Вчерашний вечер был омрачен из-за моей почти преступной забывчивости. Я вечно забываю о годовщинах. Я ведь не землепашец эпохи неолита, я не ношу с собой календаря, оставляю его у моей секретарши в далеком Лондоне. С меня вполне достаточно, что я различаю лето и зиму, солнце и дождь, будни и праздники, весенний и осенний издательские сезоны и прочие периоды. А вот Долорес всегда заранее напоминает мне о знаменательных датах, в особенности же о тех, которые уместно отметить каким-либо старательно выбранным подарком. На сей раз в суматохе наших переездов либо она забыла напомнить мне, либо я пропустил ее слова мимо ушей. Словом, 17 августа вечером я вошел в пижаме в спальню Долорес, чтобы пожелать ей спокойной ночи; вошел, не предполагая, что этот вечер имеет какое-либо особое значение. Даже нежное благоухание жасмина (своего рода интимный намек!) не навело меня на мысль, что семнадцатое — это какой-то необычный, из ряда вон выходящий день.
Я раздвинул занавеси на окнах, чтобы взглянуть на город и на церковь, дремлющую в лунном сиянии.

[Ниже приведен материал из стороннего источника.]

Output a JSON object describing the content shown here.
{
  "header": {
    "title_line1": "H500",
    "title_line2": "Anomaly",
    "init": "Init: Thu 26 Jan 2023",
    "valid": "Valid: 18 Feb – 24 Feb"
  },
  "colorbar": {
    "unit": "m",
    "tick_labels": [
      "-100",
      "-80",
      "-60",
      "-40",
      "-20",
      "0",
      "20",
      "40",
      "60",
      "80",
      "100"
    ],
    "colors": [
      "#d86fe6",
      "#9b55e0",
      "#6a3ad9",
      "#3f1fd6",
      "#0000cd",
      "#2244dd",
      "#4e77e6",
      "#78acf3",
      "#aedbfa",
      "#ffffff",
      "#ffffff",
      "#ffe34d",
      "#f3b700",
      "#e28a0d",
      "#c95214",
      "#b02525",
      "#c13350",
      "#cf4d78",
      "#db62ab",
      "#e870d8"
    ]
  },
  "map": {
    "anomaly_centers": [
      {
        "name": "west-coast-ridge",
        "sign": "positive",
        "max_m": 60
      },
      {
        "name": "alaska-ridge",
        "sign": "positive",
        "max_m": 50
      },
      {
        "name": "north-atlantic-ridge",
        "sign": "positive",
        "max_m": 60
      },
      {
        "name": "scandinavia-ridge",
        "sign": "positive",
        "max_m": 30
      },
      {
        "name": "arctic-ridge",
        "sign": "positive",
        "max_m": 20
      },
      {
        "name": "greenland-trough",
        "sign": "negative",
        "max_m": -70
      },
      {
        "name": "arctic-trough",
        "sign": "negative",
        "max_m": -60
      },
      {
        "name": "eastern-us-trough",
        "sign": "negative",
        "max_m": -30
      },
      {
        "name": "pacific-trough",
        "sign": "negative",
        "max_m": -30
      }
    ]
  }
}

— Как прелестна линия этих крыш! — сказал я. — И эти стройные деревья.
Я прибавил еще что-то в том же роде, но тут до моего сознания дошло, что Долорес торжественно молчит. Ни звука. Ни шороха. Я быстро обернулся и увидел Долорес, сидящую в постели, Долорес бледную и озабоченную; она глядела разобиженно, темные космы падали на один глаз, длинными тонкими руками в серебряных браслетах она оплела колени.
— Не смей подходить ко мне, — сказала она.
— Нельзя?
— Отойди от меня.
Я подошел и уселся на край постели.
— В чем дело? — спросил я.
— Сегодня семнадцатое августа, — сказала она. — Тринадцать лет тому назад я отдалась тебе. Тринадцать лет!
— Дорогая, — защищался я. — Ведь так трудно тут, в Торкэстоле, найти что-нибудь достойное тебя.
— Ты обо всем забыл.
— Знаешь, эти переезды… — неубедительно оправдывался я.
— Ты загубил мою жизнь.
— Так-таки и загубил?
— Загубил всю мою жизнь.
Я понял, что ей не до шуток.
— Я была тогда молодая, счастливая, богатая и свободная.
Я не мог противоречить ей. Дискуссия о положении Долорес перед замужеством могла иметь весьма тяжелые последствия.
— Смотри, как я теперь выгляжу!
— Очень привлекательно, дорогая, только ты немножко взъерошилась и разобиделась…
— Я сломленная женщина.
3
Итак, уже тринадцать лет минуло с того дня, когда Долорес, не столько благодаря, сколько вопреки моим стараниям, принесла свою величайшую жертву. Тринадцать лет это — для моей и ее жизни — немалый срок. С некоторым удивлением убеждаюсь, что целых тринадцать лет мы несли этот крест. Тринадцать лет. Мне теперь сорок шесть, это значит, что уже примерно десять лет тому назад я перешел рубеж лучшей половины жизни.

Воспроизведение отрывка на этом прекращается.